In 2019, the sector between Melbourne and Singapore was Australia’s busiest international airline route, flying 1,629,492 passengers. The third busiest international airline route was between Sydney and Singapore. The sixth busiest international airline route was between Perth and Singapore, and the seventh busiest international airline route was between Brisbane and Singapore. All up, 5,697,804 passengers traveled between the two countries in 2019.
And Singapore Airlines has a big slice of that pie. There are no shortage of airlines that normally fly direct to Singapore from Australia or vice versa. Qantas, Scoot, SilkAir, Emirates, British Airways, and Jetstar are some of the airlines that will get you there. Singapore Airlines carried 3,547,240 to and from Australia last year or 62% of total passenger numbers.
Singapore Airlines the only operator to keep flying Singapore – Australia
That’s a tasty bit of business, and no wonder Singapore Airlines is keen to ramp it up again. Unlike the other airlines that normally fly between Australia and Singapore, Singapore Airlines is the only operator who’s stuck with it throughout 2020.
“Even today, when load factors are in their teens, we are still operating quite a number of services to Australia,” Lee Lik Hsin told The Sydney Morning Herald.
Brisbane, Sydney, Melbourne, Adelaide, and Perth are all getting regular Singapore Airlines flights, although schedules are far skinnier than 2019 levels. The airline has also put its regular Silk Air flights to Cairns and Darwin on hiatus while axing its Canberra service altogether. But Singapore Airlines is well-positioned to bounce back fast if the Australian and Singaporean Governments can ever nail down a two-way travel bubble.

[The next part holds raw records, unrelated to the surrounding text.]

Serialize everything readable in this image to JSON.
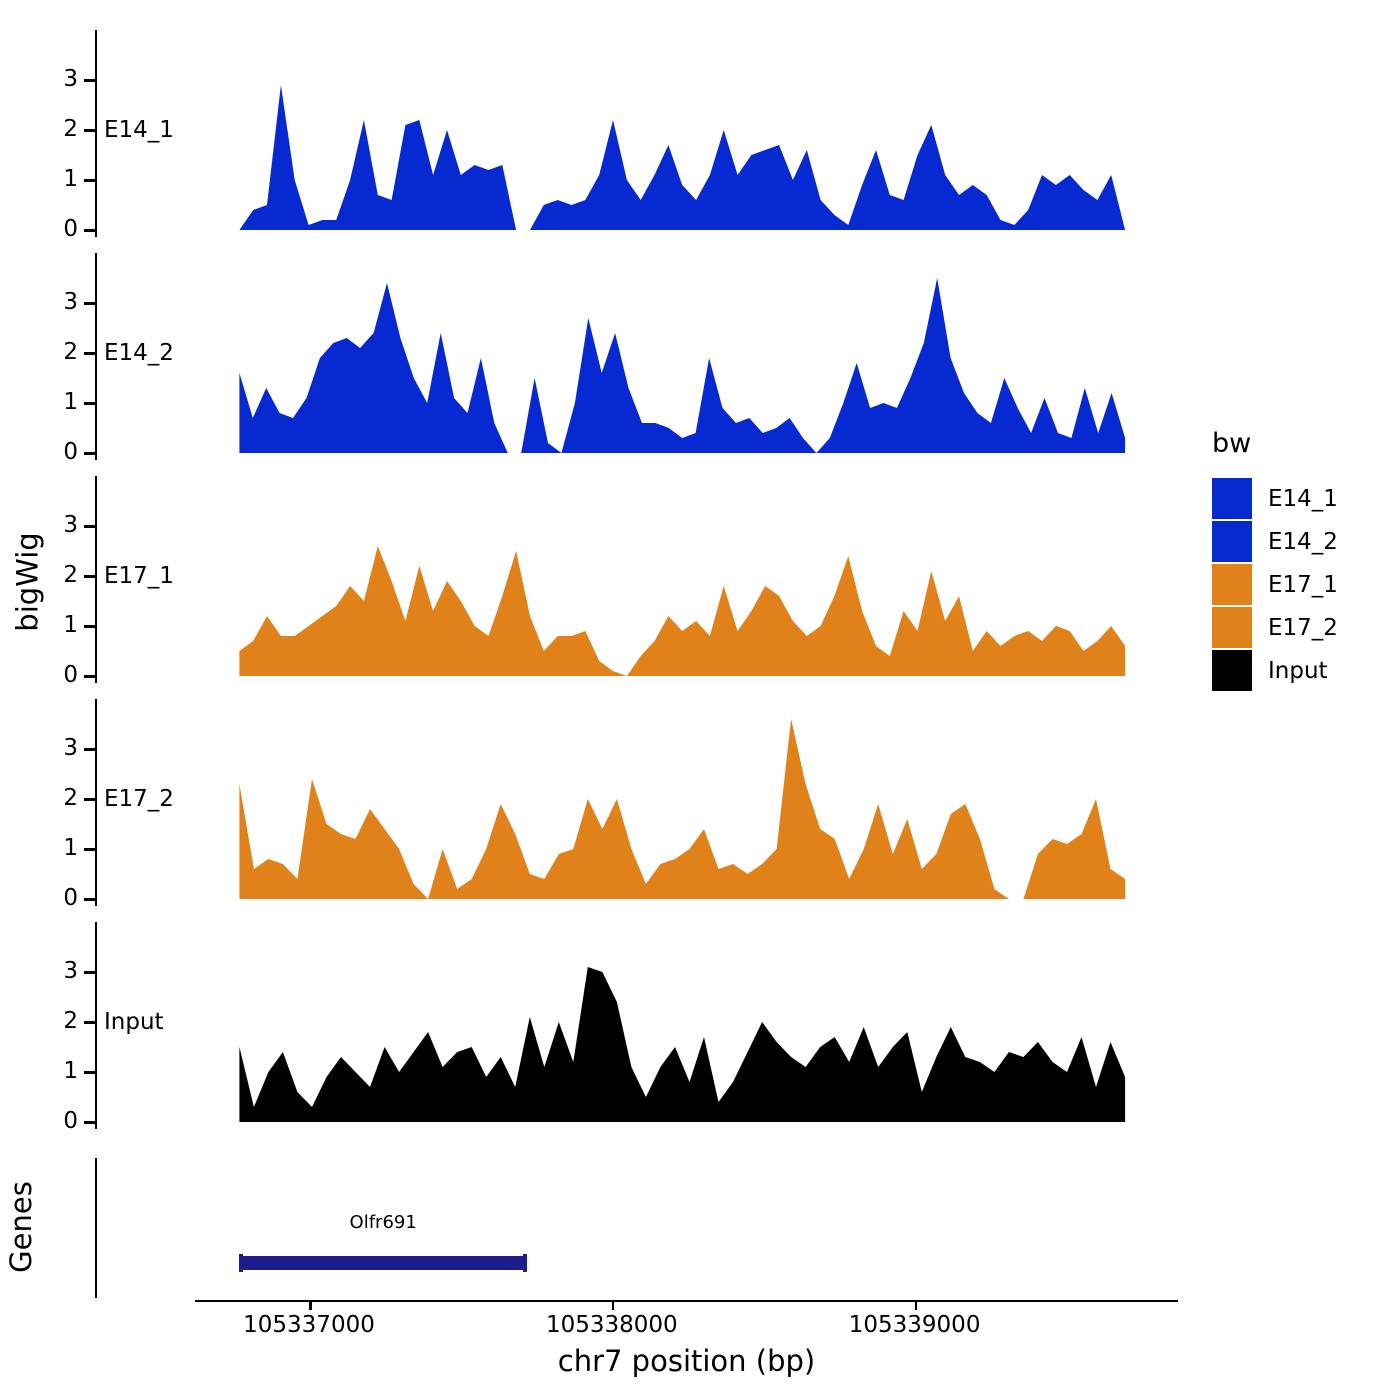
{
  "figure": {
    "y_axis_title": "bigWig",
    "genes_axis_title": "Genes",
    "x_axis_title": "chr7 position (bp)"
  },
  "legend": {
    "title": "bw",
    "items": [
      {
        "label": "E14_1",
        "color": "#0629d2"
      },
      {
        "label": "E14_2",
        "color": "#0629d2"
      },
      {
        "label": "E17_1",
        "color": "#e0811a"
      },
      {
        "label": "E17_2",
        "color": "#e0811a"
      },
      {
        "label": "Input",
        "color": "#000000"
      }
    ]
  },
  "chart_data": {
    "type": "area",
    "title": "",
    "xlabel": "chr7 position (bp)",
    "ylabel": "bigWig",
    "xlim": [
      105336640,
      105339850
    ],
    "xticks": [
      105337000,
      105338000,
      105339000
    ],
    "ylim": [
      0,
      3.5
    ],
    "yticks": [
      0,
      1,
      2,
      3
    ],
    "legend_position": "right",
    "grid": false,
    "data_x_start": 105336770,
    "data_x_end": 105339695,
    "tracks": [
      {
        "name": "E14_1",
        "color": "#0629d2",
        "values": [
          0,
          0.4,
          0.5,
          2.9,
          1.0,
          0.1,
          0.2,
          0.2,
          1.0,
          2.2,
          0.7,
          0.6,
          2.1,
          2.2,
          1.1,
          2.0,
          1.1,
          1.3,
          1.2,
          1.3,
          0,
          0,
          0.5,
          0.6,
          0.5,
          0.6,
          1.1,
          2.2,
          1.0,
          0.6,
          1.1,
          1.7,
          0.9,
          0.6,
          1.1,
          2.0,
          1.1,
          1.5,
          1.6,
          1.7,
          1.0,
          1.6,
          0.6,
          0.3,
          0.1,
          0.9,
          1.6,
          0.7,
          0.6,
          1.5,
          2.1,
          1.1,
          0.7,
          0.9,
          0.7,
          0.2,
          0.1,
          0.4,
          1.1,
          0.9,
          1.1,
          0.8,
          0.6,
          1.1,
          0
        ]
      },
      {
        "name": "E14_2",
        "color": "#0629d2",
        "values": [
          1.6,
          0.7,
          1.3,
          0.8,
          0.7,
          1.1,
          1.9,
          2.2,
          2.3,
          2.1,
          2.4,
          3.4,
          2.3,
          1.5,
          1.0,
          2.4,
          1.1,
          0.8,
          1.9,
          0.6,
          0,
          0,
          1.5,
          0.2,
          0,
          1.0,
          2.7,
          1.6,
          2.4,
          1.3,
          0.6,
          0.6,
          0.5,
          0.3,
          0.4,
          1.9,
          0.9,
          0.6,
          0.7,
          0.4,
          0.5,
          0.7,
          0.3,
          0,
          0.3,
          1.0,
          1.8,
          0.9,
          1.0,
          0.9,
          1.5,
          2.2,
          3.5,
          1.9,
          1.2,
          0.8,
          0.6,
          1.5,
          0.9,
          0.4,
          1.1,
          0.4,
          0.3,
          1.3,
          0.4,
          1.2,
          0.3
        ]
      },
      {
        "name": "E17_1",
        "color": "#e0811a",
        "values": [
          0.5,
          0.7,
          1.2,
          0.8,
          0.8,
          1.0,
          1.2,
          1.4,
          1.8,
          1.5,
          2.6,
          1.9,
          1.1,
          2.2,
          1.3,
          1.9,
          1.5,
          1.0,
          0.8,
          1.6,
          2.5,
          1.2,
          0.5,
          0.8,
          0.8,
          0.9,
          0.3,
          0.1,
          0,
          0.4,
          0.7,
          1.2,
          0.9,
          1.1,
          0.8,
          1.8,
          0.9,
          1.3,
          1.8,
          1.6,
          1.1,
          0.8,
          1.0,
          1.6,
          2.4,
          1.3,
          0.6,
          0.4,
          1.3,
          0.9,
          2.1,
          1.1,
          1.6,
          0.5,
          0.9,
          0.6,
          0.8,
          0.9,
          0.7,
          1.0,
          0.9,
          0.5,
          0.7,
          1.0,
          0.6
        ]
      },
      {
        "name": "E17_2",
        "color": "#e0811a",
        "values": [
          2.3,
          0.6,
          0.8,
          0.7,
          0.4,
          2.4,
          1.5,
          1.3,
          1.2,
          1.8,
          1.4,
          1.0,
          0.3,
          0,
          1.0,
          0.2,
          0.4,
          1.0,
          1.9,
          1.3,
          0.5,
          0.4,
          0.9,
          1.0,
          2.0,
          1.4,
          2.0,
          1.0,
          0.3,
          0.7,
          0.8,
          1.0,
          1.4,
          0.6,
          0.7,
          0.5,
          0.7,
          1.0,
          3.6,
          2.3,
          1.4,
          1.2,
          0.4,
          1.0,
          1.9,
          0.9,
          1.6,
          0.6,
          0.9,
          1.7,
          1.9,
          1.2,
          0.2,
          0,
          0,
          0.9,
          1.2,
          1.1,
          1.3,
          2.0,
          0.6,
          0.4
        ]
      },
      {
        "name": "Input",
        "color": "#000000",
        "values": [
          1.5,
          0.3,
          1.0,
          1.4,
          0.6,
          0.3,
          0.9,
          1.3,
          1.0,
          0.7,
          1.5,
          1.0,
          1.4,
          1.8,
          1.1,
          1.4,
          1.5,
          0.9,
          1.3,
          0.7,
          2.1,
          1.1,
          2.0,
          1.2,
          3.1,
          3.0,
          2.4,
          1.1,
          0.5,
          1.1,
          1.5,
          0.8,
          1.7,
          0.4,
          0.8,
          1.4,
          2.0,
          1.6,
          1.3,
          1.1,
          1.5,
          1.7,
          1.2,
          1.9,
          1.1,
          1.5,
          1.8,
          0.6,
          1.3,
          1.9,
          1.3,
          1.2,
          1.0,
          1.4,
          1.3,
          1.6,
          1.2,
          1.0,
          1.7,
          0.7,
          1.6,
          0.9
        ]
      }
    ],
    "genes_track": {
      "label": "Genes",
      "genes": [
        {
          "name": "Olfr691",
          "start": 105336770,
          "end": 105337720,
          "color": "#1c1c8c"
        }
      ]
    }
  }
}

Travel bubble would be welcome news for Qantas
It’s not just Lee Lik Hsin who’s keen to see a travel bubble. The other significant operator on routes between Australia and Singapore is Qantas. Last year, they had just under 20% of the market and operated a mixed fleet of A380s and A330s to Singapore from four Australian cities. Flights between Singapore and Australia accounted for 15% of Qantas’ international passenger numbers in 2019.
While Lee Lik Hsin says Singapore Airlines is keen to get more flights and more passengers moving between Australia and Singapore, pundits shouldn’t look to the old way Singapore Airlines did business to predict its future operating strategy. Referring to loads and persevering in tough market conditions, the Singapore Airlines executive said;
“We are not going to hold ourselves to a standard of operating performance that we used to have prior to the pandemic.”